Cette affiche se construit comme un assemblage fragmenté, où les formes semblent juxtaposées, presque montées comme des pièces hétérogènes. Cette logique d’agencement évoque directement le processus de modelage : une accumulation, une construction progressive par ajouts, retraits et déformations. Les volumes représentés suggèrent des formes malléables, proches de la matière en transformation. La tension chromatique joue un rôle central : les couleurs froides et profondesse heurtent à des irisations plus vives, presque accidentelles. Cette vibration colorée crée une instabilité visuelle, comme si l’image était en perpétuelle mutation. Elle traduit une énergie interne, une agitation propre au geste créatif.

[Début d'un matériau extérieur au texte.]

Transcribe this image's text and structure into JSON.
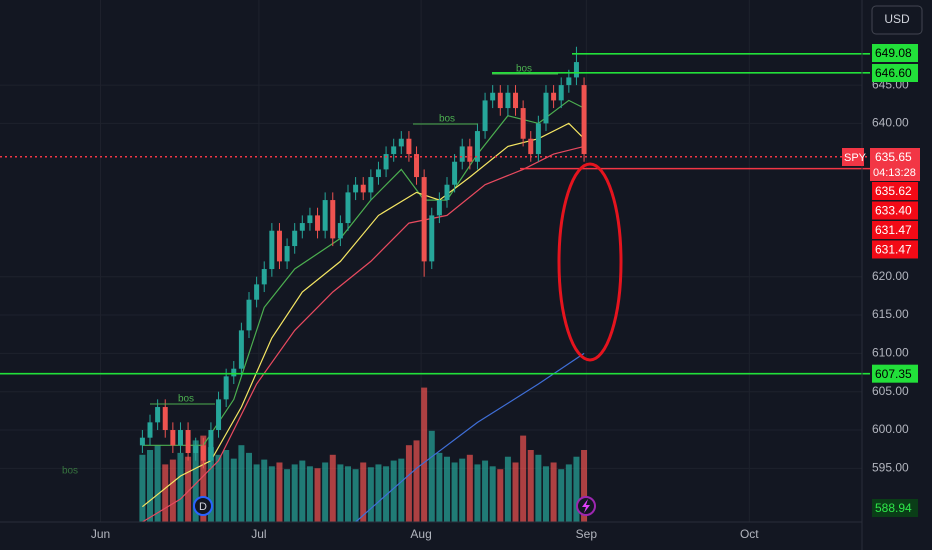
{
  "chart_data": {
    "type": "candlestick",
    "symbol": "SPY",
    "currency": "USD",
    "countdown": "04:13:28",
    "up_color": "#26a69a",
    "down_color": "#ef5350",
    "open": [
      598,
      599,
      601,
      603,
      600,
      598,
      600,
      597,
      598,
      596,
      600,
      604,
      607,
      608,
      613,
      617,
      619,
      621,
      626,
      622,
      624,
      626,
      627,
      628,
      626,
      630,
      625,
      627,
      631,
      632,
      631,
      633,
      634,
      636,
      637,
      638,
      636,
      633,
      622,
      628,
      630,
      632,
      635,
      637,
      635,
      639,
      643,
      644,
      642,
      644,
      642,
      638,
      636,
      640,
      644,
      643,
      645,
      646,
      645
    ],
    "high": [
      600,
      602,
      604,
      604,
      601,
      601,
      601,
      599,
      599,
      601,
      605,
      608,
      609,
      614,
      618,
      620,
      622,
      627,
      627,
      625,
      627,
      628,
      629,
      629,
      631,
      631,
      628,
      632,
      633,
      633,
      634,
      635,
      637,
      638,
      639,
      639,
      637,
      634,
      629,
      631,
      633,
      636,
      638,
      638,
      640,
      644,
      645,
      645,
      645,
      645,
      643,
      639,
      641,
      645,
      645,
      646,
      647,
      650,
      646
    ],
    "low": [
      597,
      598,
      600,
      599,
      597,
      597,
      596,
      596,
      595,
      595,
      599,
      603,
      606,
      607,
      612,
      616,
      618,
      620,
      621,
      621,
      623,
      625,
      626,
      625,
      625,
      624,
      624,
      626,
      630,
      630,
      630,
      632,
      633,
      635,
      636,
      635,
      632,
      620,
      621,
      627,
      629,
      631,
      634,
      634,
      634,
      638,
      642,
      641,
      641,
      641,
      637,
      635,
      635,
      639,
      642,
      642,
      644,
      645,
      635
    ],
    "close": [
      599,
      601,
      603,
      600,
      598,
      600,
      597,
      598,
      596,
      600,
      604,
      607,
      608,
      613,
      617,
      619,
      621,
      626,
      622,
      624,
      626,
      627,
      628,
      626,
      630,
      625,
      627,
      631,
      632,
      631,
      633,
      634,
      636,
      637,
      638,
      636,
      633,
      622,
      628,
      630,
      632,
      635,
      637,
      635,
      639,
      643,
      644,
      642,
      644,
      642,
      638,
      636,
      640,
      644,
      643,
      645,
      646,
      648,
      636
    ],
    "volume": [
      70,
      75,
      80,
      60,
      65,
      72,
      68,
      85,
      90,
      78,
      70,
      75,
      66,
      80,
      72,
      60,
      65,
      58,
      62,
      55,
      60,
      64,
      58,
      56,
      62,
      70,
      60,
      58,
      55,
      62,
      57,
      60,
      58,
      64,
      66,
      80,
      85,
      140,
      95,
      72,
      68,
      62,
      66,
      70,
      60,
      64,
      58,
      55,
      68,
      62,
      90,
      75,
      70,
      58,
      62,
      55,
      60,
      68,
      75
    ],
    "volume_lim": [
      0,
      200
    ],
    "xlim": [
      -18.7,
      94.5
    ],
    "xticks": [
      {
        "value": -5.5,
        "label": "Jun"
      },
      {
        "value": 15.3,
        "label": "Jul"
      },
      {
        "value": 36.6,
        "label": "Aug"
      },
      {
        "value": 58.3,
        "label": "Sep"
      },
      {
        "value": 79.7,
        "label": "Oct"
      }
    ],
    "ylim": [
      588,
      656.1
    ],
    "yticks": [
      {
        "value": 595,
        "label": "595.00"
      },
      {
        "value": 600,
        "label": "600.00"
      },
      {
        "value": 605,
        "label": "605.00"
      },
      {
        "value": 610,
        "label": "610.00"
      },
      {
        "value": 615,
        "label": "615.00"
      },
      {
        "value": 620,
        "label": "620.00"
      },
      {
        "value": 640,
        "label": "640.00"
      },
      {
        "value": 645,
        "label": "645.00"
      }
    ],
    "grid": true,
    "moving_averages": [
      {
        "color": "#4caf50",
        "x": [
          0,
          8,
          12,
          16,
          20,
          26,
          30,
          34,
          37,
          40,
          44,
          48,
          52,
          56,
          58
        ],
        "values": [
          598,
          598,
          604,
          616,
          621,
          625,
          630,
          634,
          630,
          630,
          636,
          641,
          640,
          643,
          642
        ]
      },
      {
        "color": "#f5e663",
        "x": [
          0,
          5,
          9,
          13,
          17,
          21,
          26,
          31,
          36,
          39,
          43,
          48,
          52,
          56,
          58
        ],
        "values": [
          590,
          594,
          596,
          603,
          612,
          618,
          622,
          628,
          631,
          630,
          633,
          637,
          638,
          640,
          638
        ]
      },
      {
        "color": "#e84a5f",
        "x": [
          0,
          5,
          10,
          15,
          20,
          25,
          30,
          35,
          40,
          45,
          50,
          54,
          58
        ],
        "values": [
          588,
          591,
          596,
          606,
          613,
          618,
          622,
          627,
          628,
          632,
          634,
          636,
          637
        ]
      },
      {
        "color": "#3f6fd8",
        "x": [
          28,
          36,
          44,
          52,
          58
        ],
        "values": [
          588,
          595,
          601,
          606,
          610
        ]
      }
    ],
    "levels": [
      {
        "value": 649.08,
        "color": "#22e03a"
      },
      {
        "value": 646.6,
        "label": "646.60",
        "color": "#22e03a"
      },
      {
        "value": 635.65,
        "color": "#f23645"
      },
      {
        "value": 634.1,
        "color": "#f23645"
      },
      {
        "value": 607.35,
        "color": "#22e03a"
      }
    ],
    "order_labels": [
      {
        "value": 635.62
      },
      {
        "value": 633.4,
        "label": "633.40"
      },
      {
        "value": 631.47
      },
      {
        "value": 631.47
      }
    ],
    "low_label": 588.94,
    "annotations": [
      "bos",
      "bos",
      "bos",
      "bos"
    ],
    "marker": "D"
  }
}
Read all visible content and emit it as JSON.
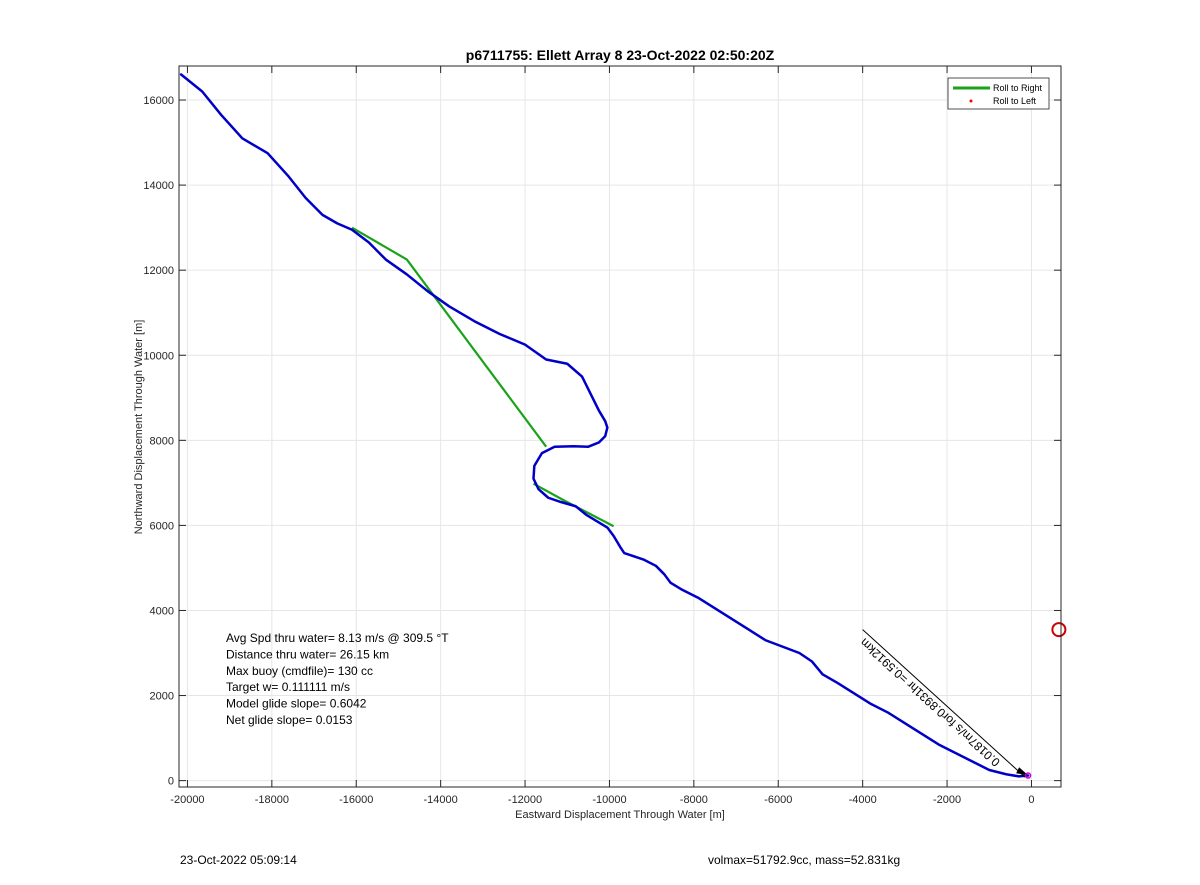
{
  "chart_data": {
    "type": "line",
    "title": "p6711755: Ellett Array 8 23-Oct-2022 02:50:20Z",
    "xlabel": "Eastward Displacement Through Water [m]",
    "ylabel": "Northward Displacement Through Water [m]",
    "xlim": [
      -20200,
      700
    ],
    "ylim": [
      -150,
      16800
    ],
    "xticks": [
      -20000,
      -18000,
      -16000,
      -14000,
      -12000,
      -10000,
      -8000,
      -6000,
      -4000,
      -2000,
      0
    ],
    "yticks": [
      0,
      2000,
      4000,
      6000,
      8000,
      10000,
      12000,
      14000,
      16000
    ],
    "grid": true,
    "legend_position": "top-right",
    "legend": [
      {
        "label": "Roll to Right",
        "color": "#1aa31a",
        "style": "line"
      },
      {
        "label": "Roll to Left",
        "color": "#ff0000",
        "style": "dot"
      }
    ],
    "series": [
      {
        "color": "#0000c8",
        "x": [
          -20150,
          -19650,
          -19200,
          -18700,
          -18100,
          -17600,
          -17200,
          -16800,
          -16450,
          -16100,
          -15700,
          -15300,
          -14800,
          -14300,
          -13800,
          -13200,
          -12600,
          -12000,
          -11500,
          -11000,
          -10650,
          -10450,
          -10250,
          -10100,
          -10050,
          -10100,
          -10250,
          -10500,
          -10850,
          -11300,
          -11600,
          -11780,
          -11800,
          -11680,
          -11450,
          -11150,
          -10800,
          -10550,
          -10300,
          -10050,
          -9900,
          -9750,
          -9650,
          -9500,
          -9200,
          -8900,
          -8700,
          -8550,
          -8300,
          -7900,
          -7500,
          -7100,
          -6700,
          -6300,
          -5900,
          -5500,
          -5200,
          -4950,
          -4600,
          -4200,
          -3800,
          -3400,
          -3000,
          -2600,
          -2200,
          -1800,
          -1400,
          -1000,
          -600,
          -300,
          -80
        ],
        "y": [
          16600,
          16200,
          15650,
          15100,
          14750,
          14200,
          13700,
          13300,
          13100,
          12950,
          12650,
          12250,
          11900,
          11500,
          11150,
          10800,
          10500,
          10250,
          9900,
          9800,
          9500,
          9100,
          8700,
          8450,
          8300,
          8100,
          7950,
          7850,
          7860,
          7850,
          7700,
          7400,
          7100,
          6850,
          6650,
          6550,
          6450,
          6250,
          6100,
          5950,
          5750,
          5500,
          5350,
          5300,
          5200,
          5050,
          4850,
          4650,
          4500,
          4300,
          4050,
          3800,
          3550,
          3300,
          3150,
          3000,
          2800,
          2500,
          2300,
          2050,
          1800,
          1600,
          1350,
          1100,
          850,
          650,
          450,
          250,
          150,
          100,
          120
        ]
      },
      {
        "name": "Roll to Right",
        "color": "#1aa31a",
        "segments": [
          {
            "x": [
              -16100,
              -14800,
              -11500
            ],
            "y": [
              13000,
              12250,
              7850
            ]
          },
          {
            "x": [
              -11800,
              -11100,
              -9900
            ],
            "y": [
              6980,
              6600,
              5980
            ]
          }
        ]
      }
    ],
    "markers": [
      {
        "label": "target-circle",
        "x": 650,
        "y": 3550,
        "color": "#cc0000"
      },
      {
        "label": "glider-start",
        "x": -80,
        "y": 120,
        "color": "#cc00cc"
      }
    ],
    "annotations": {
      "current_text": "0.0187m/s for0.8931hr =0.5912km",
      "current_arrow": {
        "x": [
          -4000,
          -150
        ],
        "y": [
          3550,
          80
        ]
      }
    }
  },
  "info": {
    "lines": [
      "Avg Spd thru water=  8.13 m/s @ 309.5 °T",
      "Distance thru water= 26.15 km",
      "Max buoy (cmdfile)= 130 cc",
      "Target w= 0.111111 m/s",
      "Model glide slope= 0.6042",
      "Net glide slope= 0.0153"
    ]
  },
  "footer": {
    "left": "23-Oct-2022 05:09:14",
    "right": "volmax=51792.9cc, mass=52.831kg"
  }
}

Les textures, presque bruitées ou vibrantes, introduisent une dimension d’imprévu. Elles donnent l’impression que l’image échappe en partie au contrôle, comme dans un geste de création où la matière réagit, résiste, surprend. On n’est pas dans une maîtrise totale, mais dans un dialogue avec l’aléatoire.
Ainsi, l’affiche ne cherche pas à montrer une œuvre aboutie, mais plutôt à rendre visible une expérience de création. Elle met en avant le geste, la transformation, l’instabilité, plutôt que la forme finale figée. C’est donc moins une expression plastique achevée qu’une traduction du processus créatif lui-même.